A Local Editorial: Memorial Day

“The soldier above all other people prays for peace, for he must suffer and bear the deepest wounds and scars of war.”

”” Gen. Douglas MacArthur

Today is Memorial Day, a day for sober reflection on too-seldom shared sacrifices made by the men and women of our armed forces. These are the patriots who when called upon give their lives, their hopes, their dreams, for their country, for America.

Theirs is an unbroken record of valor extending from Gettysburg’s Cemetery Ridge, to shell-pocked fields in France in two great World Wars, to Pork Chop Hill in Korea, to steaming jungles in Vietnam, and today to brutal sands and bloody streets in Iraq and Afghanistan.

They are the ones who never fail to answer when the war tocsin sounds. They are the ones who too often return in flag-draped coffins, or with missing limbs and permanently scarred bodies. They are the ones who make possible the relatively easy and prosperous lives enjoyed by their countrymen at home while they who wear the uniform bleed in distant lands.

Read it all.

print

Posted in * Culture-Watch, * South Carolina, Military / Armed Forces

4 comments on “A Local Editorial: Memorial Day

  1. Kendall Harmon says:

    Tarawa is too little known. My friend Mike Lumpkin’s father, William Lumpkin, an Episcopal priest, was a chaplain there. One thing Bill Lumpkin said will always stay with me: every marine he buried on Tarawa fell face down, going forward. No exceptions.

  2. qharbour says:

    I can not help but wonder why we do not sing “patriotic hymns” on Sundays closest to Memorial Day and July 4th. Yesterday, May 27th, the day before Memorial Day 2007, this would have been a perfect time to sing a patriotic hymn. In our hymnal a number of hymns under National Days are available.
    The Church I attend,(in the Myrtle Beach South Carolina area) we might just as well remove the National Hymns from the Hymnal as we never use them.
    We have men and women fighting in foreign land. Iraq where as of May 26, 2007, 3.451 American lives been lost. In the period from Memorial Day 2006 through last Saturday, 980 soldiers and Marines died in Iraq. Such a staggering number and we cannot sing a patriotic hymn.
    I do not know who decides what hymns to sign, whether it is the Rector, Choir Director, but who ever it is, it appears to me that, patriotism has a low priotiry.

  3. Shirley says:

    All of the posts make my heart cry and bring back so many images from my childhood and WW II. I was 9 when Pearl Harbor was bombed and I remember listening to the reports on the radio that morning. I remember the newsreels at the movie theaters showing the battles taking place, the bombing of targets, and on the front page of the paper, there would be drawings of the battle lines of the “Allies” and the “Axis”, little pyramid like figures in a line between the two forces – showing whether we were advancing or being pushed back. Strange how certain things make an impression on a child. My mother’s youngest brother came home from the war and everyone said he was “shell shocked” and he was different the rest of his life.
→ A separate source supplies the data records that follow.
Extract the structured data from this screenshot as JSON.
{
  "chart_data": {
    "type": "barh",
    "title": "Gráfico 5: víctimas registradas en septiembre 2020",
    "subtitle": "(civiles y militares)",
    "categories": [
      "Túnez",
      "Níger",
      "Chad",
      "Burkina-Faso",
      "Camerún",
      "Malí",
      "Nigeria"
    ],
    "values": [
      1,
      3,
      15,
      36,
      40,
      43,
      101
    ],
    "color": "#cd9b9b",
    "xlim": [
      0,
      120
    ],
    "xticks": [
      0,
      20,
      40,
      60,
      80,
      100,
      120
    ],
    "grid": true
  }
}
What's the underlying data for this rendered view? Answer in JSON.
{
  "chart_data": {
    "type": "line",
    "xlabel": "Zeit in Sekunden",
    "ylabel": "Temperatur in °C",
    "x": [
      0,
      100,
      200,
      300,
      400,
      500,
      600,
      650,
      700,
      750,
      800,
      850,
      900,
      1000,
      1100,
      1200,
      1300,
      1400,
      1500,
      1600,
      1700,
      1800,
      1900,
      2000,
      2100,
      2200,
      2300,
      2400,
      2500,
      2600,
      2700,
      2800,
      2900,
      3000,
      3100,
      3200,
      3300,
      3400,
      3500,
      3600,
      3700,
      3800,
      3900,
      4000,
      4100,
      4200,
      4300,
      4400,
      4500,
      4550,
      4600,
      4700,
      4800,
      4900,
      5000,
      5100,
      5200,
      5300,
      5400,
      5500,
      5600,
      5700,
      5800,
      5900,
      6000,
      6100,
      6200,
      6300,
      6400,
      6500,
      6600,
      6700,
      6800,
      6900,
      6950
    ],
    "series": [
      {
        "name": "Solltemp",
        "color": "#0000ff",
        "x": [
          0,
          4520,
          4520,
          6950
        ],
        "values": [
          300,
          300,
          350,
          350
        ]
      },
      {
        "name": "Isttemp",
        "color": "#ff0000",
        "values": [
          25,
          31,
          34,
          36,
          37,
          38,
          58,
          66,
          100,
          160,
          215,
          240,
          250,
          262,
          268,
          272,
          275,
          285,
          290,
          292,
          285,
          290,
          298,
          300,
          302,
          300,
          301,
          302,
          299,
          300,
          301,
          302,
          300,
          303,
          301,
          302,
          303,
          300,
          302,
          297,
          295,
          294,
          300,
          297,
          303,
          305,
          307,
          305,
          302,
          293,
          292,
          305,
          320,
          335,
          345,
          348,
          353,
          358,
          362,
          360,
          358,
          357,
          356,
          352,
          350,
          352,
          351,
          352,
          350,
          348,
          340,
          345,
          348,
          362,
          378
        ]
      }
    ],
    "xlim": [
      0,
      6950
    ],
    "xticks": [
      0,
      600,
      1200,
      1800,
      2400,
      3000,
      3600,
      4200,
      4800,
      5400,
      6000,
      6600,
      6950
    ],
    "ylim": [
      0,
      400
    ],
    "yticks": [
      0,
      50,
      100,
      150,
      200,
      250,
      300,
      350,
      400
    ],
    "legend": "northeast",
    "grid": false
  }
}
    Thanks for all the posts, Kendall, even though they are sad. We do need to sing patriotic hymns and honor our men and women whenever we can. May God protect them and bring them home soon.

  4. carol says:

    We opened up Sunday morning with God Bless America followed by the Pledge of Allegiance. Then the processional and service.

    We always do patriotic songs close to or on a holiday and I love it and the pledge isn’t far behind. It is the Navy Hymn that gets me as I am the wife of a navy man who retired after 24 years in the submarine service and that was 23 years ago.